Raymond, durant une fraction de seconde, sortit des brouillards de l’eau-de-vie et regarda le gosse s’éloigner sur la route. Christian était l’unique survivant de ses tentatives de procréation alcoolisées. Il réalisa à cet instant qu’il ne restera bientôt plus que lui pour assurer ses vieux jours.

 

L’enfant à naitre qui se présentait mal, Raymond se souvenait très bien des circonstances dans lesquelles il l’avait conçu. C’était sur la table de la cuisine.

En même temps, c’était là que se déroulait l’essentiel de ses activités. Ce jour-là, il se rappelait avoir surpris la mère à sourire au facteur lors du ballon de prune traditionnel.

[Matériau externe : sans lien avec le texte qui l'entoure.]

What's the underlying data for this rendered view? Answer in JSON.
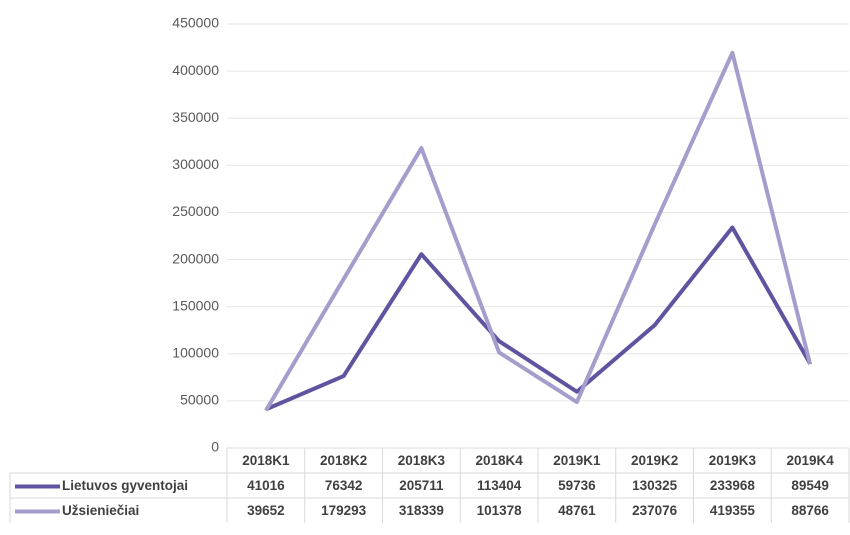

Il s’en était offusqué. Du coup, il avait décidé de lui remémorer qui était son maître. Le père ne connaissait que deux approches pour faire sentir sa désapprobation : les coups de pied ou le coït violent sur la toile cirée. La seconde méthode lui parut la plus souhaitable. La plupart du temps, il gardait l’autre technique pour son rejeton.

Concevoir que le ventre ravagé de Germaine ait pu féconder les vieilles graines du Raymond peut sembler difficile. C’était pourtant advenu.

 

La nature commet parfois des erreurs, preuve que Dieu ne peut se prétendre infaillible, ou que le malheur de ses sbires l’amuse. En tout cas, la mère était pleine et arrivait à terme. Or l’affaire tournait au drame.